While cases of AIDS have been reported in every nation of the world, the disease affects some countries more than others. More than 95 percent of all HIV-infected people live in the developing world. In these areas, the disease has sapped the populations of young men and women who form the foundation of the labor force. Most die while in the peak of their reproductive years. Moreover, the epidemic has overwhelmed health-care systems, increased the number of orphans, and caused life expectancy rates to plummet. These problems have reached crisis proportions in some parts of the world already burdened by war, political upheaval, or unrelenting poverty.

 

Nowhere is this better demonstrated than in sub-Saharan Africa, where the number of AIDS cases far exceeds that of all other geographic regions. Of the estimated 14,000 HIV infections that occur each day worldwide, about half of these infections occur in sub-Saharan Africa. About 70 percent of all people infected with HIV live in this region. In some countries in the southern part of the continent, including Botswana, Lesotho, Swaziland, and Zimbabwe, more than 30 percent of the population has HIV infection or AIDS.

 

In Asia and the Pacific Islands an estimated 7.2 million people were living with HIV infection by 2002. Health officials fear that as the virus spreads through China and India, the world’s two most populous countries, cases of HIV infection in this region may surge up to 25 million cases by the year 2010, dwarfing the problems seen in sub-Saharan Africa.

 

In 2002 the Chinese government reported that China had about 1 million HIV-positive people in a population of more than 1 billion.
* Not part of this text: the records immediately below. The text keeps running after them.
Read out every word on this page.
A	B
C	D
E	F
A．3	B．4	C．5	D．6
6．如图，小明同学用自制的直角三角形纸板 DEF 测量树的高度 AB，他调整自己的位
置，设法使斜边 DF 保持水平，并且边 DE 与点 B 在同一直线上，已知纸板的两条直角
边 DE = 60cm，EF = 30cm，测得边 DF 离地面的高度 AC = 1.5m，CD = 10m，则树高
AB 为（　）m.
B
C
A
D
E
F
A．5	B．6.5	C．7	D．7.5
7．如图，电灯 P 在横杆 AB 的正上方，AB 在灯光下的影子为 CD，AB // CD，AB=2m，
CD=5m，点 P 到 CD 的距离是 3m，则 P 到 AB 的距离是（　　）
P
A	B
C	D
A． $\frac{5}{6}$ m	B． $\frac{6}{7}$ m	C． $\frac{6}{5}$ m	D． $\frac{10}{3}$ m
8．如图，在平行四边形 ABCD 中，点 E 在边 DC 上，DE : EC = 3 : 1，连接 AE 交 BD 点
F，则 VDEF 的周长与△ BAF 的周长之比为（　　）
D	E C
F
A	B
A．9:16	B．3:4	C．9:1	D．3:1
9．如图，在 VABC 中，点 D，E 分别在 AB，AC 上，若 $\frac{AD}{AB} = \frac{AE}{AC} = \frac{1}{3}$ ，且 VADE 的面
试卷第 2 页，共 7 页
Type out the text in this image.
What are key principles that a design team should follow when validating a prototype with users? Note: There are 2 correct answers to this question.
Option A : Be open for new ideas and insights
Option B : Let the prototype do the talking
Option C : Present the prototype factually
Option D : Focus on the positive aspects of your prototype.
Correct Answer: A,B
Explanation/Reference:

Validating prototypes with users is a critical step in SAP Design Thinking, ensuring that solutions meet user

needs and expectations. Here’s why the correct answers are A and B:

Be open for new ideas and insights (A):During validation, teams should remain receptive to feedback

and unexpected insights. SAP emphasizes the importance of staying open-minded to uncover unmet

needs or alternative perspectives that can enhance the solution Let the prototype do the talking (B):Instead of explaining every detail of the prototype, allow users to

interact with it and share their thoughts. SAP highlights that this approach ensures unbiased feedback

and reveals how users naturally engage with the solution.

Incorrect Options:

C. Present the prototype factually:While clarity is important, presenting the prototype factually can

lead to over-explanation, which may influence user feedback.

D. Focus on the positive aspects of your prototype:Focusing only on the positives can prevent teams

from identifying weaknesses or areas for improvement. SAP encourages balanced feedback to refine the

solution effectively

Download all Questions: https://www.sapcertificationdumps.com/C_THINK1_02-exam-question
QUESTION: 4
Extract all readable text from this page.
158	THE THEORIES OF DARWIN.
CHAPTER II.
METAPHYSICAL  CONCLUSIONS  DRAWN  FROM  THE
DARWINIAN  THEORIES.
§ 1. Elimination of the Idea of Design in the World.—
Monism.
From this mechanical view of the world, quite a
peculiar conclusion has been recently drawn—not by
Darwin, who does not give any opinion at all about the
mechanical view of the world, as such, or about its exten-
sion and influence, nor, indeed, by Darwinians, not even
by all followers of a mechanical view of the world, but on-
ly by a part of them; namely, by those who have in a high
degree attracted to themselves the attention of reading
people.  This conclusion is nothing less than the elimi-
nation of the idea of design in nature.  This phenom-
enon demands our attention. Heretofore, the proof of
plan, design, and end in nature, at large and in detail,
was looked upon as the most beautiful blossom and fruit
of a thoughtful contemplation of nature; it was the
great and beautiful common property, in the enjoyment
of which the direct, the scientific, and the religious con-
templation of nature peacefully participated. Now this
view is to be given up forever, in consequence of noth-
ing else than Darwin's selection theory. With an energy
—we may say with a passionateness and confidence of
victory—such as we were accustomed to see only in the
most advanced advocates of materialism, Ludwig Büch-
However, public health experts are concerned by the fast-rising number of new infections among intravenous drug users who share infected needles. In 2000 HIV prevalence among intravenous drug users ranged from 44 percent to 85 percent in selected communities of drug users in both Yunnan, in southern China, and Xinjiang, in northwestern China. The incidence of HIV infection will likely be exacerbated by the growing sex industry in China. Surveys indicate that as many as 4 million prostitutes work in China. Of these, four out of ten never use a condom to protect themselves or their clients from HIV infection or other sexually transmitted infections. In rural areas of China the incidence of HIV infection is rising because many poverty-stricken people regularly sell their blood. The people who buy the blood use unsterile methods to draw blood, including reusing contaminated needles, which can spread HIV infection.

 

In Latin America and the Caribbean region nearly 1.7 million people have been diagnosed with HIV infection or AIDS, twice the incidence in the United States and Canada. Brazil, Mexico, Colombia, and Argentina are the Latin American countries with the highest number of cases of HIV infection or AIDS.